Some of you who know me or have been following my blog for a while know I love basketball. I started listening to the UK Wildcat games when I was just a kid and got my first little transistor radio. I don’t know why. Nobody in my family had ever attended UK or any college. We were a farm family. College wasn’t expected or encouraged for my parents. My mother graduated from high school one day and got married the next. My dad, who was ten years older than her, attended one day of high school, didn’t like it, and never went back. It wasn’t that he didn’t like learning. He worked algebra problems for fun. Very few problems stumped him, but he didn’t always get the answers the way our teachers told us to. It was just that school and sitting in a classroom weren’t for him.

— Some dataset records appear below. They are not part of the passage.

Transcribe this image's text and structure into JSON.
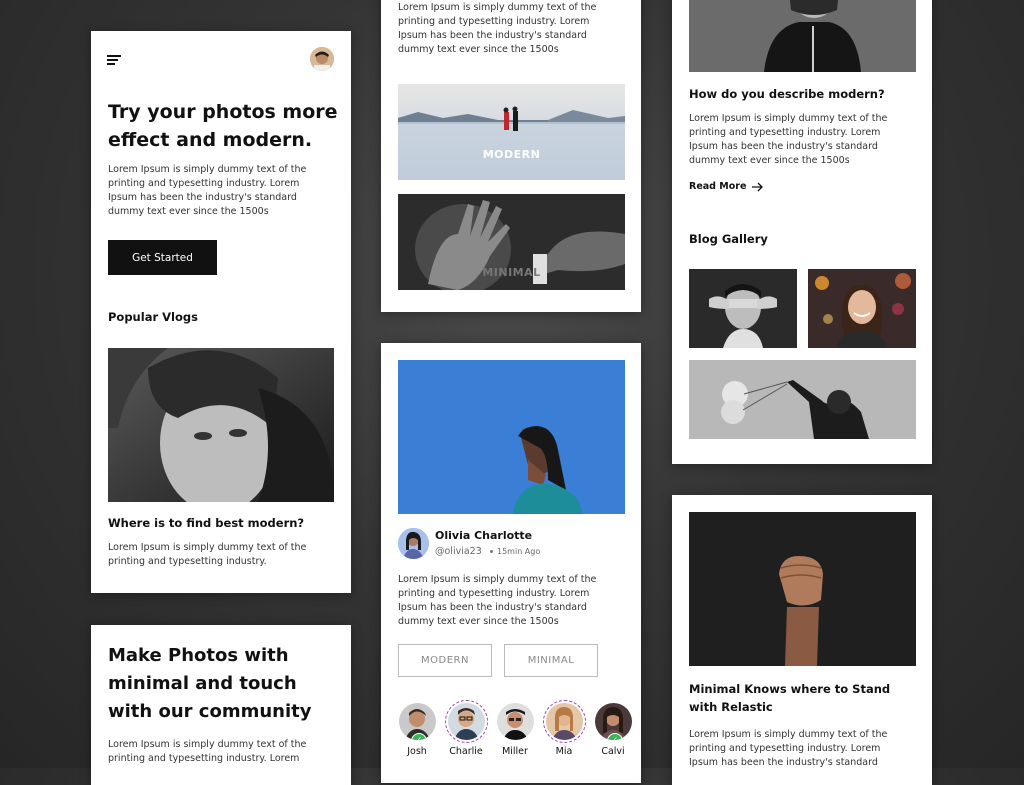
{
  "colors": {
    "background": "#2e2e2e",
    "card": "#ffffff",
    "accent": "#111111",
    "sky_blue": "#3a7ed6",
    "verified_green": "#3cb55a"
  },
  "home_card": {
    "headline": "Try your photos more effect and modern.",
    "body": "Lorem Ipsum is simply dummy text of the printing and typesetting industry. Lorem Ipsum has been the industry's standard dummy text ever since the 1500s",
    "cta_label": "Get Started",
    "section_title": "Popular Vlogs",
    "vlog_title": "Where is to find best modern?",
    "vlog_text": "Lorem Ipsum is simply dummy text of the printing and typesetting industry."
  },
  "community_card": {
    "headline": "Make Photos with minimal and touch with our community",
    "body": "Lorem Ipsum is simply dummy text of the printing and typesetting industry. Lorem"
  },
  "categories_card": {
    "intro": "Lorem Ipsum is simply dummy text of the printing and typesetting industry. Lorem Ipsum has been the industry's standard dummy text ever since the 1500s",
    "tiles": [
      "MODERN",
      "MINIMAL"
    ]
  },
  "post_card": {
    "author_name": "Olivia Charlotte",
    "author_handle": "@olivia23",
    "time_ago": "15min Ago",
    "text": "Lorem Ipsum is simply dummy text of the printing and typesetting industry. Lorem Ipsum has been the industry's standard dummy text ever since the 1500s",
    "tags": [
      "MODERN",
      "MINIMAL"
    ],
    "users": [
      {
        "name": "Josh",
        "verified": true
      },
      {
        "name": "Charlie",
        "verified": false
      },
      {
        "name": "Miller",
        "verified": false
      },
      {
        "name": "Mia",
        "verified": false
      },
      {
        "name": "Calvi",
        "verified": true
      }
    ]
  },
  "article_card": {
    "title": "How do you describe modern?",
    "text": "Lorem Ipsum is simply dummy text of the printing and typesetting industry. Lorem Ipsum has been the industry's standard dummy text ever since the 1500s",
    "read_more": "Read More",
    "gallery_title": "Blog Gallery"
  },
  "fist_card": {
    "title": "Minimal Knows where to Stand with Relastic",
    "text": "Lorem Ipsum is simply dummy text of the printing and typesetting industry. Lorem Ipsum has been the industry's standard"
  }
}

I don’t remember my parents listening to the Kentucky ballgames. They probably followed the scores. Most Kentuckians embraced Rupp’s basketball teams. They were winners and that made Kentuckians proud. And it always gave you a talking connection. A simple “How about those Cats?” could get the conversation ball rolling almost as good as talking about the weather. Still can. Kids grew up bouncing basketballs on their driveways or spots worn bare of grass in their yards and they imagined themselves winners like the Wildcats. To give a little perspective of how much we got used to UK winning, right now the Wildcats have a home court winning streak of 50 (I think) but under Coach Rupp, the Wildcats went 12 years without a home loss. Fans were stunned when that streak was broken. Some of those years must have been when I started following the Cats.
And so, I love March Madness – until my team gets beat anyway. Then I tend to lose interest. I always fill out one of the brackets – not for a pool, but just for fun – and nearly always have KY winning it all even when I know that’s an unlikely scenario. I don’t study the teams. I just pick them on whims. My whims weren’t too good this year.
I think we need sports. It’s good to have teams that we can follow. Players we can cheer on. I’ve been reading about the World War 2 years. The headlines for those years include a lot of sports stories. It was good to have baseball hitting streaks to think about occasionally instead of all the war news. It also makes me think about how many of those young men of the 1940s who stepped up to the enlistment tables and volunteered to fight were eighteen and nineteen year old kids just like the ballplayers running up and down basketball courts.
Those kids picked up guns and began fighting. They piloted planes heavy with bombs. They crawled across the African countryside in tanks. They manned anti-aircraft guns on naval ships. They huddled in foxholes. They charged the beachheads. They ended up in prison camps in Japan and Germany. Many of them died too young. Others survived the frontlines of the conflict but were never the same. Without a doubt, as Tom Brokaw says in his book, the greatest generation.
Rising to the challenge. That’s what winning basketball teams do and our country knows the freedom we have today because of the men and women who rose to the challenge during those war years.
Thanks for reading. Now to catch up on some scores and see how many more bad picks I made on my brackets.